(gehalten von Pfarrer Dr. Gerhard Wenzel in der Versöhnungskirche in Rath-Heumar und der Auferstehungskirche in Ostheim)
Die Gnade und der Friede Gottes und die Gemeinschaft des Heiligen Geistes sei mit uns allen! Amen
Liebe Schwestern und Brüder in Christus,
gestern als ich mir mein Mittagessen zubereitet hatte – Tortellini mit einer Pilzsauce -, da fehlte etwas. Kräuter, Pfeffer und Zwiebeln waren drin, aber es schmeckte dennoch irgendwie etwas fad. Ja, richtig, es war nicht genügend Salz drin. Ich war zu vorsichtig. Schließlich kann man ein Essen ja auch schnell versalzen. Bevor ich die zweite Portion zu mir nahm, habe ich dann nachgesalzen. Dann schmeckte es wirklich. Und in der Tat war es ein himmelweiter Unterschied.
Das ist eine Alltagserfahrung, die viele von uns kennen und an die auch in dem für den heutigen Sonntag vorgesehenen Predigttext angeknüpft wird.
Im Matthäusevangelium, Kap. 5, Verse 13 – 16 redet Jesus vom Salz und vom Licht. Es heißt dort: „Ihr seid das Salz der Erde. Wenn nun das Salz nicht mehr salzt, womit soll man salzen? Es ist zu nichts mehr nütze, als dass man es wegschüttet und lässt es von den Leuten zertreten. Ihr seid das Licht der Welt. Es kann die Stadt, die auf einem Berge liegt, nicht verborgen sein. Man zündet auch nicht ein Licht an und setzt es unter einen Scheffel, sondern auf einen Leuchter; so leuchtet es allen, die im Hause sind. So lasst euer Licht leuchten vor den Leuten, damit sie eure guten Werke sehen und euren Vater im Himmel preisen.“ Amen.

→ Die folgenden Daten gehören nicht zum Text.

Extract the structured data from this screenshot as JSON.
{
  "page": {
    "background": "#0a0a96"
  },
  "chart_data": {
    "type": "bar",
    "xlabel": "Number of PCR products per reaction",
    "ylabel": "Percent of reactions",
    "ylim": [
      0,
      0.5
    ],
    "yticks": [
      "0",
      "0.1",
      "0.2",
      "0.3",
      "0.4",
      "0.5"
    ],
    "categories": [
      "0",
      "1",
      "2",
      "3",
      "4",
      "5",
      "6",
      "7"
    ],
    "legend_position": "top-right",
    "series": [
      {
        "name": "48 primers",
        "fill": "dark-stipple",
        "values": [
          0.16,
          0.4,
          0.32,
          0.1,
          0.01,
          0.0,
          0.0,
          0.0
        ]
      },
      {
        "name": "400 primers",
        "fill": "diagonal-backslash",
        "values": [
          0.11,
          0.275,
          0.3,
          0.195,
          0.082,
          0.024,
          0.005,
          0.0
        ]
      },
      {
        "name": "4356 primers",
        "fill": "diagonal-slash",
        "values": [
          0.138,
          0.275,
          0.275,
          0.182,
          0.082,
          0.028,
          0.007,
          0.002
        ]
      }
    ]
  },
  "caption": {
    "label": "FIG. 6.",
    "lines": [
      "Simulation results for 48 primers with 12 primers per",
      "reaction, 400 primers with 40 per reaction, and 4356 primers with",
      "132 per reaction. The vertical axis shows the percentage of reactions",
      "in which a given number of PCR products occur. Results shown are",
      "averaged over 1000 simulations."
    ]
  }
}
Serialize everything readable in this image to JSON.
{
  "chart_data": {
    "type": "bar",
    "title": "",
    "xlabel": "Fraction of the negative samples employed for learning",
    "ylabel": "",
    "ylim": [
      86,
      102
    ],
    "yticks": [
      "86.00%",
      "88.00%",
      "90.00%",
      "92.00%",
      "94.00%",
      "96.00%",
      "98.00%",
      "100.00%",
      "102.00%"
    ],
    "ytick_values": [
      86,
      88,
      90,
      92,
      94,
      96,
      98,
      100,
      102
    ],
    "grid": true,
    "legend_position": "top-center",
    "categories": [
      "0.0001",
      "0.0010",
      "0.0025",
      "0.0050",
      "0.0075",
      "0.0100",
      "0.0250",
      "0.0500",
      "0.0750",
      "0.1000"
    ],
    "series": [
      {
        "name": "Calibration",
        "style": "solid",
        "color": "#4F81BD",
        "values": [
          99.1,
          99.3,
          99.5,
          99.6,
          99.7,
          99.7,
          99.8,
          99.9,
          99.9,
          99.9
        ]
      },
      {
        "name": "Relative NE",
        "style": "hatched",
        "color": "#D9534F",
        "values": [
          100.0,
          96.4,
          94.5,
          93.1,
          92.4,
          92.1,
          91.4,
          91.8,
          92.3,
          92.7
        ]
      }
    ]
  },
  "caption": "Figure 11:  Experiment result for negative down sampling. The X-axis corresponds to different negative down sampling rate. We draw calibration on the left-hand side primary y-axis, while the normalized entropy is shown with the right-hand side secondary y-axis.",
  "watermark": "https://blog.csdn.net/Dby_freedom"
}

Liebe Schwestern und Brüder in Christus, so bekannt diese Verse auch sein mögen, so stellt sich doch die Frage, worauf Jesus konkret mit diesen Bildern hinaus will. Was ist also mit dem Salz und dem Salzen gemeint und was ist mit dem Licht und dem Leuchten gemeint?
Was soll denn da salzen und was soll leuchten? Etwa die besonderen Charaktereigenschaften eines jeden? Oder aber das Vermögen, ja, das Bankkonto?
Davon ist nicht die Rede. Es wird zumindest hier nicht genannt.
Da ist es naheliegend zu schauen, in welchem Zusammenhang Jesus das denn hier sagt.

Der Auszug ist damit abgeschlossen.